Mayor of Blaine
- Incumbent
- Assumed office January 1, 2021
- Preceded by: Tom Ryan

Member of the Minnesota House of Representatives from the 37B district 51A (2009–2013)
- In office January 6, 2009 – January 2, 2017
- Preceded by: Scott Kranz
- Succeeded by: Nolan West

Personal details
- Born: June 2, 1982 (age 44)
- Party: Republican Party of Minnesota
- Spouse: Farrah
- Children: 3
- Alma mater: University of Minnesota
- Profession: insurance representative

= Tim Sanders (politician) =

American politician (born 1982)

Timothy A. Sanders (born 1982) is an American politician serving as the mayor of Blaine, Minnesota, since 2021 and a former member of the Minnesota House of Representatives. A member of the Republican Party of Minnesota, he represented District 37B, which included parts of Anoka County, in the northern part of the Twin Cities metropolitan area, from 2009 to 2017, having decided not to seek reelection in 2016.

==Early life, education, and career==
Sanders grew up in a military family on Wright Patterson Air Force Base near Dayton, Ohio. He graduated from the University of Minnesota in Minneapolis, earning his B.A. in political science with a minor in history. Sanders worked as an intern for former U.S. Representative Jim Ramstad in his Minnetonka office. He is also a commercial insurance representative for Fireman's Fund Insurance Company.

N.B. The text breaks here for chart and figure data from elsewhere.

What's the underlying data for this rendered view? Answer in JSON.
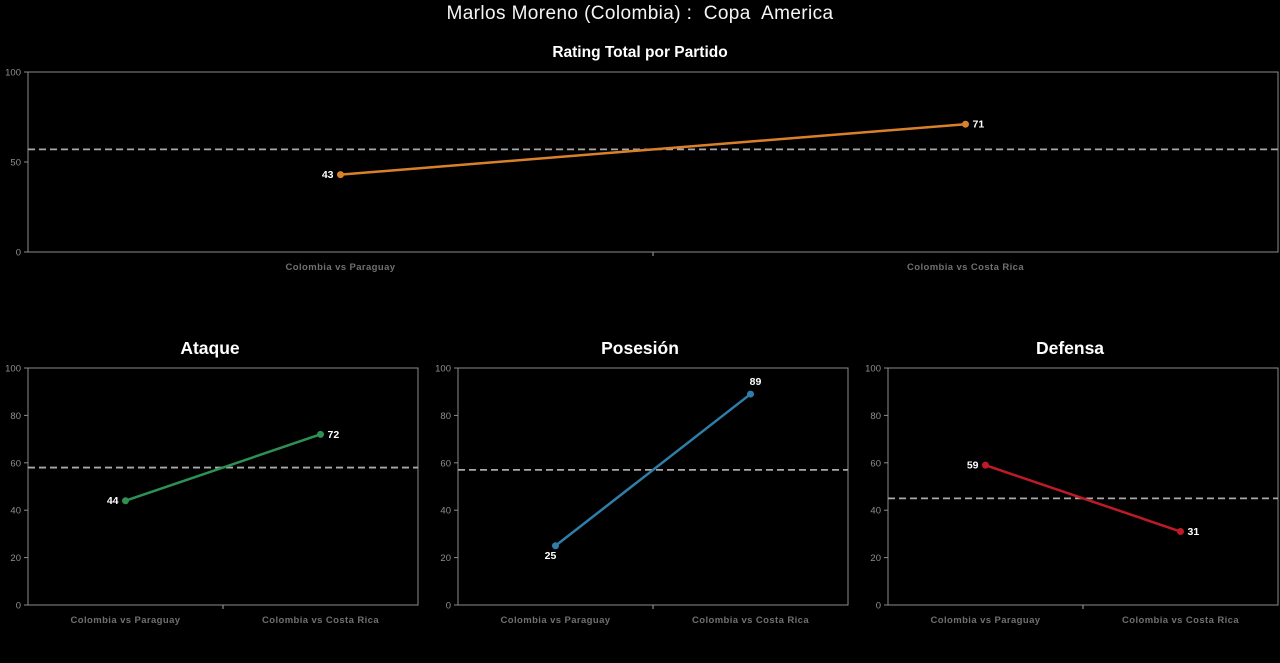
{
  "page": {
    "title": "Marlos Moreno (Colombia) :  Copa  America",
    "background": "#000000"
  },
  "styles": {
    "spine_color": "#8c8c8c",
    "mean_line_color": "#a8a8a8",
    "ytick_label_color": "#8f8f8f",
    "category_label_color": "#707070",
    "value_label_color": "#ffffff"
  },
  "chart_data": [
    {
      "id": "rating-total",
      "type": "line",
      "title": "Rating Total por Partido",
      "categories": [
        "Colombia vs Paraguay",
        "Colombia vs Costa Rica"
      ],
      "values": [
        43,
        71
      ],
      "mean_line": 57,
      "color": "#d9802b",
      "ylim": [
        0,
        100
      ],
      "yticks": [
        0,
        50,
        100
      ],
      "grid": false,
      "legend": "none",
      "label_pos": [
        "left",
        "right"
      ]
    },
    {
      "id": "ataque",
      "type": "line",
      "title": "Ataque",
      "categories": [
        "Colombia vs Paraguay",
        "Colombia vs Costa Rica"
      ],
      "values": [
        44,
        72
      ],
      "mean_line": 58,
      "color": "#2e9154",
      "ylim": [
        0,
        100
      ],
      "yticks": [
        0,
        20,
        40,
        60,
        80,
        100
      ],
      "grid": false,
      "legend": "none",
      "label_pos": [
        "left",
        "right"
      ]
    },
    {
      "id": "posesion",
      "type": "line",
      "title": "Posesión",
      "categories": [
        "Colombia vs Paraguay",
        "Colombia vs Costa Rica"
      ],
      "values": [
        25,
        89
      ],
      "mean_line": 57,
      "color": "#2f7ea9",
      "ylim": [
        0,
        100
      ],
      "yticks": [
        0,
        20,
        40,
        60,
        80,
        100
      ],
      "grid": false,
      "legend": "none",
      "label_pos": [
        "below-left",
        "above"
      ]
    },
    {
      "id": "defensa",
      "type": "line",
      "title": "Defensa",
      "categories": [
        "Colombia vs Paraguay",
        "Colombia vs Costa Rica"
      ],
      "values": [
        59,
        31
      ],
      "mean_line": 45,
      "color": "#bf1b26",
      "ylim": [
        0,
        100
      ],
      "yticks": [
        0,
        20,
        40,
        60,
        80,
        100
      ],
      "grid": false,
      "legend": "none",
      "label_pos": [
        "left",
        "right"
      ]
    }
  ]
}
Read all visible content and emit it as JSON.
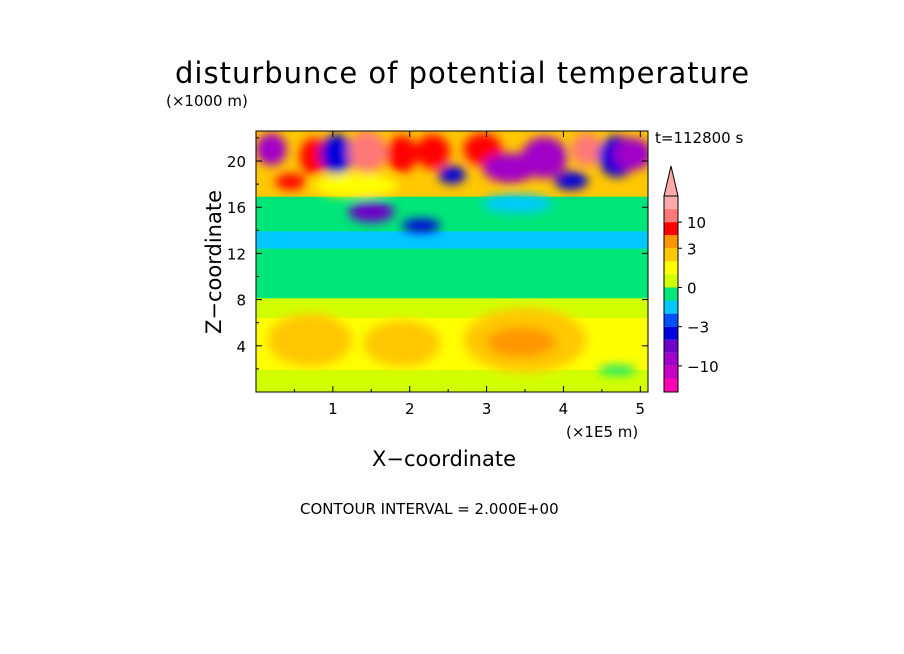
{
  "chart_data": {
    "type": "heatmap",
    "title": "disturbunce of potential temperature",
    "xlabel": "X−coordinate",
    "ylabel": "Z−coordinate",
    "x_unit": "(×1E5 m)",
    "y_unit": "(×1000 m)",
    "time_label": "t=112800 s",
    "contour_interval_label": "CONTOUR INTERVAL = 2.000E+00",
    "xlim": [
      0,
      5.1
    ],
    "ylim": [
      0,
      22.6
    ],
    "x_ticks": [
      1,
      2,
      3,
      4,
      5
    ],
    "x_tick_labels": [
      "1",
      "2",
      "3",
      "4",
      "5"
    ],
    "y_ticks": [
      4,
      8,
      12,
      16,
      20
    ],
    "y_tick_labels": [
      "4",
      "8",
      "12",
      "16",
      "20"
    ],
    "colorbar": {
      "levels": [
        -16,
        -12,
        -10,
        -6,
        -4,
        -3,
        -2,
        -1,
        0,
        1,
        2,
        3,
        6,
        10,
        16
      ],
      "labeled_values": [
        10,
        3,
        0,
        -3,
        -10
      ],
      "labels": [
        "10",
        "3",
        "0",
        "−3",
        "−10"
      ],
      "colors": [
        "#ff00b4",
        "#c800c8",
        "#a000c8",
        "#6e00c8",
        "#0000dc",
        "#0050ff",
        "#00c8ff",
        "#00e678",
        "#d2ff00",
        "#ffff00",
        "#ffc800",
        "#ff9600",
        "#ff0000",
        "#ff7878",
        "#ffaaaa"
      ]
    },
    "layers": [
      {
        "z_range": [
          0,
          2
        ],
        "value": 0.5,
        "color": "#d2ff00"
      },
      {
        "z_range": [
          2,
          6.5
        ],
        "value": 1.5,
        "color": "#ffff00"
      },
      {
        "z_range": [
          6.5,
          8.2
        ],
        "value": 0.5,
        "color": "#d2ff00"
      },
      {
        "z_range": [
          8.2,
          12.5
        ],
        "value": -0.5,
        "color": "#00e678"
      },
      {
        "z_range": [
          12.5,
          14
        ],
        "value": -1.5,
        "color": "#00c8ff"
      },
      {
        "z_range": [
          14,
          17
        ],
        "value": -0.5,
        "color": "#00e678"
      },
      {
        "z_range": [
          17,
          22.6
        ],
        "value": 2.5,
        "color": "#ffc800"
      }
    ],
    "blobs": [
      {
        "x": 0.7,
        "z": 4.5,
        "rx": 0.55,
        "rz": 2.3,
        "value": 2.5
      },
      {
        "x": 1.9,
        "z": 4.2,
        "rx": 0.5,
        "rz": 2.0,
        "value": 2.5
      },
      {
        "x": 3.5,
        "z": 4.5,
        "rx": 0.8,
        "rz": 2.8,
        "value": 2.5
      },
      {
        "x": 3.45,
        "z": 4.3,
        "rx": 0.45,
        "rz": 1.3,
        "value": 4.0
      },
      {
        "x": 1.3,
        "z": 17.9,
        "rx": 0.55,
        "rz": 1.0,
        "value": 1.5
      },
      {
        "x": 1.5,
        "z": 15.6,
        "rx": 0.3,
        "rz": 0.9,
        "value": -6.0
      },
      {
        "x": 2.15,
        "z": 14.4,
        "rx": 0.25,
        "rz": 0.6,
        "value": -4.0
      },
      {
        "x": 3.4,
        "z": 16.3,
        "rx": 0.45,
        "rz": 0.8,
        "value": -2.0
      },
      {
        "x": 4.7,
        "z": 1.9,
        "rx": 0.25,
        "rz": 0.4,
        "value": -1.0
      },
      {
        "x": 0.2,
        "z": 21.0,
        "rx": 0.2,
        "rz": 1.4,
        "value": -10.0
      },
      {
        "x": 0.45,
        "z": 18.2,
        "rx": 0.2,
        "rz": 0.7,
        "value": 6.0
      },
      {
        "x": 0.75,
        "z": 20.4,
        "rx": 0.18,
        "rz": 1.6,
        "value": 6.0
      },
      {
        "x": 1.05,
        "z": 20.6,
        "rx": 0.22,
        "rz": 1.7,
        "value": -4.0
      },
      {
        "x": 1.45,
        "z": 20.8,
        "rx": 0.25,
        "rz": 1.8,
        "value": 10.0
      },
      {
        "x": 1.9,
        "z": 20.6,
        "rx": 0.2,
        "rz": 1.6,
        "value": 6.0
      },
      {
        "x": 2.3,
        "z": 20.8,
        "rx": 0.22,
        "rz": 1.5,
        "value": 6.0
      },
      {
        "x": 2.55,
        "z": 18.8,
        "rx": 0.18,
        "rz": 0.8,
        "value": -4.0
      },
      {
        "x": 2.95,
        "z": 21.0,
        "rx": 0.25,
        "rz": 1.4,
        "value": 6.0
      },
      {
        "x": 3.3,
        "z": 19.4,
        "rx": 0.35,
        "rz": 1.3,
        "value": -10.0
      },
      {
        "x": 3.75,
        "z": 20.3,
        "rx": 0.3,
        "rz": 1.8,
        "value": -10.0
      },
      {
        "x": 4.1,
        "z": 18.3,
        "rx": 0.22,
        "rz": 0.8,
        "value": -4.0
      },
      {
        "x": 4.3,
        "z": 21.0,
        "rx": 0.2,
        "rz": 1.4,
        "value": 10.0
      },
      {
        "x": 4.7,
        "z": 20.4,
        "rx": 0.25,
        "rz": 1.8,
        "value": -4.0
      },
      {
        "x": 4.9,
        "z": 20.6,
        "rx": 0.25,
        "rz": 1.4,
        "value": -10.0
      }
    ]
  }
}
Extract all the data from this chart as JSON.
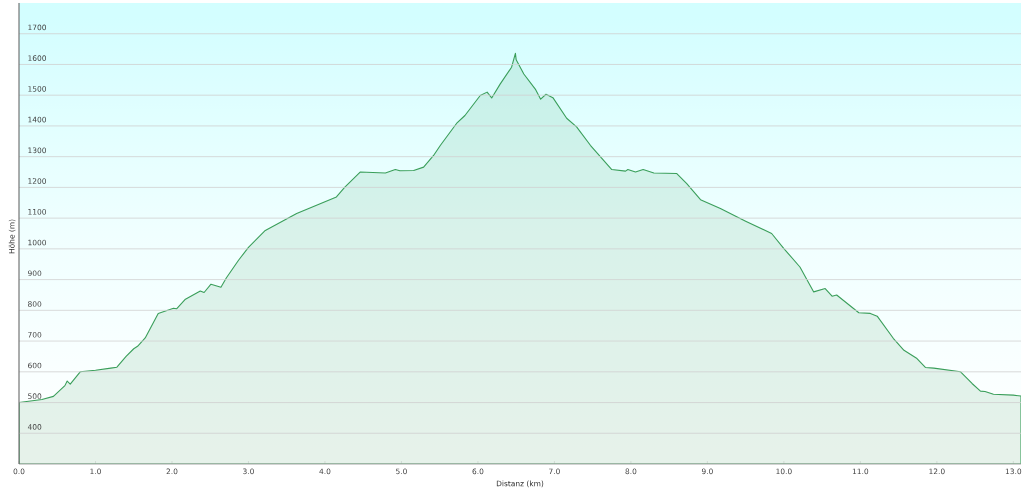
{
  "chart_data": {
    "type": "area",
    "xlabel": "Distanz  (km)",
    "ylabel": "Höhe (m)",
    "xlim": [
      0,
      13.1
    ],
    "ylim": [
      300,
      1800
    ],
    "xticks": [
      {
        "value": 0,
        "label": "0.0"
      },
      {
        "value": 1,
        "label": "1.0"
      },
      {
        "value": 2,
        "label": "2.0"
      },
      {
        "value": 3,
        "label": "3.0"
      },
      {
        "value": 4,
        "label": "4.0"
      },
      {
        "value": 5,
        "label": "5.0"
      },
      {
        "value": 6,
        "label": "6.0"
      },
      {
        "value": 7,
        "label": "7.0"
      },
      {
        "value": 8,
        "label": "8.0"
      },
      {
        "value": 9,
        "label": "9.0"
      },
      {
        "value": 10,
        "label": "10.0"
      },
      {
        "value": 11,
        "label": "11.0"
      },
      {
        "value": 12,
        "label": "12.0"
      },
      {
        "value": 13,
        "label": "13.0"
      }
    ],
    "yticks": [
      400,
      500,
      600,
      700,
      800,
      900,
      1000,
      1100,
      1200,
      1300,
      1400,
      1500,
      1600,
      1700
    ],
    "grid": "y",
    "marker": "none",
    "line_style": "solid",
    "x": [
      0,
      0.3,
      0.45,
      0.6,
      0.63,
      0.67,
      0.8,
      1.0,
      1.2,
      1.28,
      1.4,
      1.5,
      1.55,
      1.65,
      1.82,
      2.02,
      2.06,
      2.17,
      2.37,
      2.42,
      2.51,
      2.64,
      2.71,
      2.87,
      3.0,
      3.22,
      3.63,
      3.89,
      4.15,
      4.26,
      4.46,
      4.79,
      4.92,
      4.98,
      5.16,
      5.29,
      5.42,
      5.51,
      5.72,
      5.83,
      6.03,
      6.12,
      6.18,
      6.29,
      6.44,
      6.49,
      6.5,
      6.6,
      6.75,
      6.82,
      6.89,
      6.98,
      7.16,
      7.29,
      7.47,
      7.75,
      7.93,
      7.96,
      8.06,
      8.16,
      8.3,
      8.6,
      8.73,
      8.91,
      9.17,
      9.5,
      9.84,
      10.0,
      10.21,
      10.39,
      10.54,
      10.63,
      10.69,
      10.98,
      11.13,
      11.22,
      11.43,
      11.57,
      11.74,
      11.85,
      11.96,
      12.31,
      12.46,
      12.57,
      12.63,
      12.74,
      13.0,
      13.1
    ],
    "series": [
      {
        "color": "#3a9e5a",
        "values": [
          500,
          510,
          520,
          555,
          570,
          560,
          600,
          605,
          612,
          615,
          650,
          675,
          683,
          710,
          790,
          807,
          805,
          835,
          863,
          858,
          885,
          875,
          905,
          963,
          1005,
          1060,
          1115,
          1142,
          1169,
          1201,
          1250,
          1247,
          1258,
          1254,
          1255,
          1266,
          1304,
          1337,
          1408,
          1434,
          1499,
          1510,
          1491,
          1536,
          1591,
          1636,
          1615,
          1569,
          1520,
          1487,
          1503,
          1492,
          1425,
          1397,
          1337,
          1258,
          1253,
          1258,
          1250,
          1258,
          1247,
          1245,
          1212,
          1160,
          1131,
          1090,
          1050,
          1001,
          941,
          860,
          871,
          846,
          850,
          792,
          790,
          781,
          709,
          670,
          643,
          614,
          612,
          600,
          562,
          537,
          536,
          527,
          524,
          521
        ]
      }
    ]
  }
}
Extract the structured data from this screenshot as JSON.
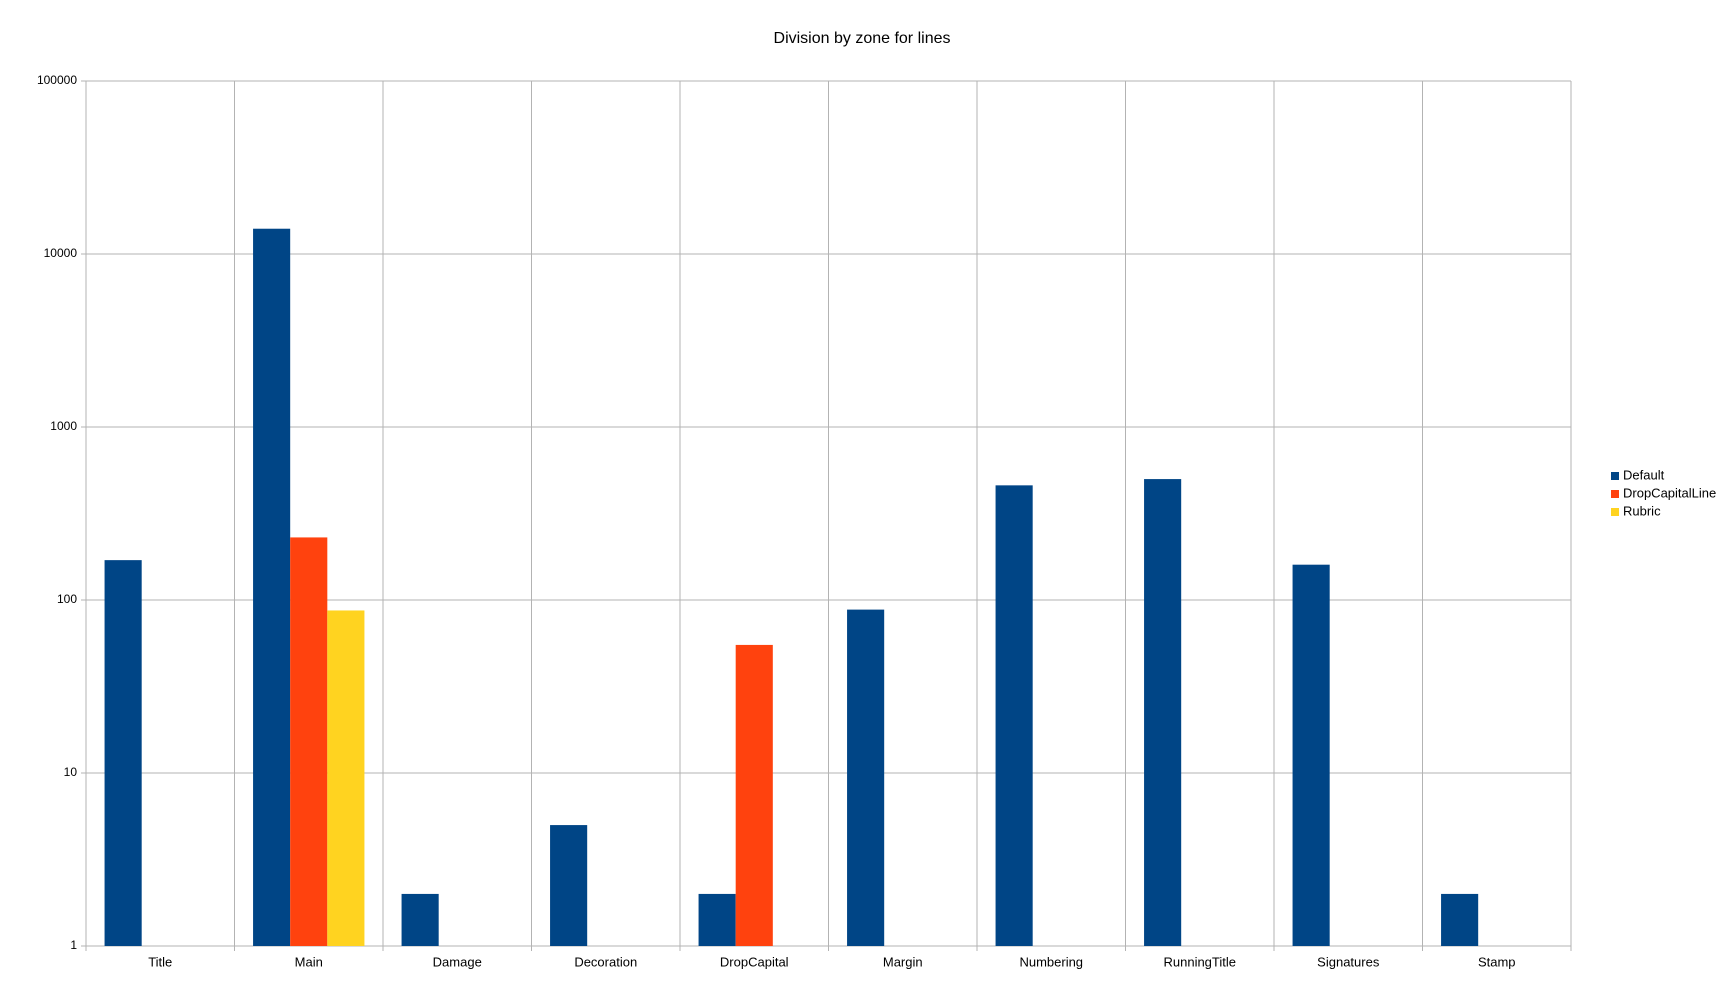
{
  "chart_data": {
    "type": "bar",
    "title": "Division by zone for lines",
    "categories": [
      "Title",
      "Main",
      "Damage",
      "Decoration",
      "DropCapital",
      "Margin",
      "Numbering",
      "RunningTitle",
      "Signatures",
      "Stamp"
    ],
    "series": [
      {
        "name": "Default",
        "color": "#004586",
        "values": [
          170,
          14000,
          2,
          5,
          2,
          88,
          460,
          500,
          160,
          2
        ]
      },
      {
        "name": "DropCapitalLine",
        "color": "#ff420e",
        "values": [
          null,
          230,
          null,
          null,
          55,
          null,
          null,
          null,
          null,
          null
        ]
      },
      {
        "name": "Rubric",
        "color": "#ffd320",
        "values": [
          null,
          87,
          null,
          null,
          null,
          null,
          null,
          null,
          null,
          null
        ]
      }
    ],
    "ylim": [
      1,
      100000
    ],
    "yticks": [
      1,
      10,
      100,
      1000,
      10000,
      100000
    ],
    "log_scale": true,
    "grid": true,
    "legend": "right"
  }
}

==Minnesota House of Representatives==
Sanders was first elected in 2008, succeeding first-term Representative Scott Kranz, who moved out of the district. He was reelected in 2010, 2012, and 2014. He did not seek reelection in 2016.

==Blaine elections==
In 2020, Sanders was elected to a four-year term as mayor of Blaine, Minnesota, and assumed office on 1 January 2021, replacing retiring mayor Tom Ryan.

==Controversies==

=== Nonprofit mismanagement: Refocus Recovery ===
According to an investigation by KARE, Sanders is alleged to have engaged in nonprofit mismanagement, fraud, and illegal billing of taxpayer dollars meant to help people in addiction recovery as president and executive director of Refocus Recovery. There is an active investigation into Refocus Recovery by the Minnesota Attorney General and the Human Services Inspector General.

In May 2024, KARE reported that the Federal Bureau of Investigation (FBI) is investigating Refocus Recovery, writing: "After KARE 11 reports of alleged Medicaid billing irregularities, multiple sources confirm a federal probe of Kyros and Refocus Recovery."

=== Personal financial dealings: the Ball Park ===
According to the Minnesota Reformer: "The mayor of Blaine is an investor in a baseball-themed restaurant [The Ball Park] going up near a planned massive sports entertainment district that may include a taxpayer-subsidized minor league baseball stadium." Residents have questioned whether Sanders has a conflict of interest, and say the restaurant project won approval in March with little public notice while a now-vocal council opponent was out of town.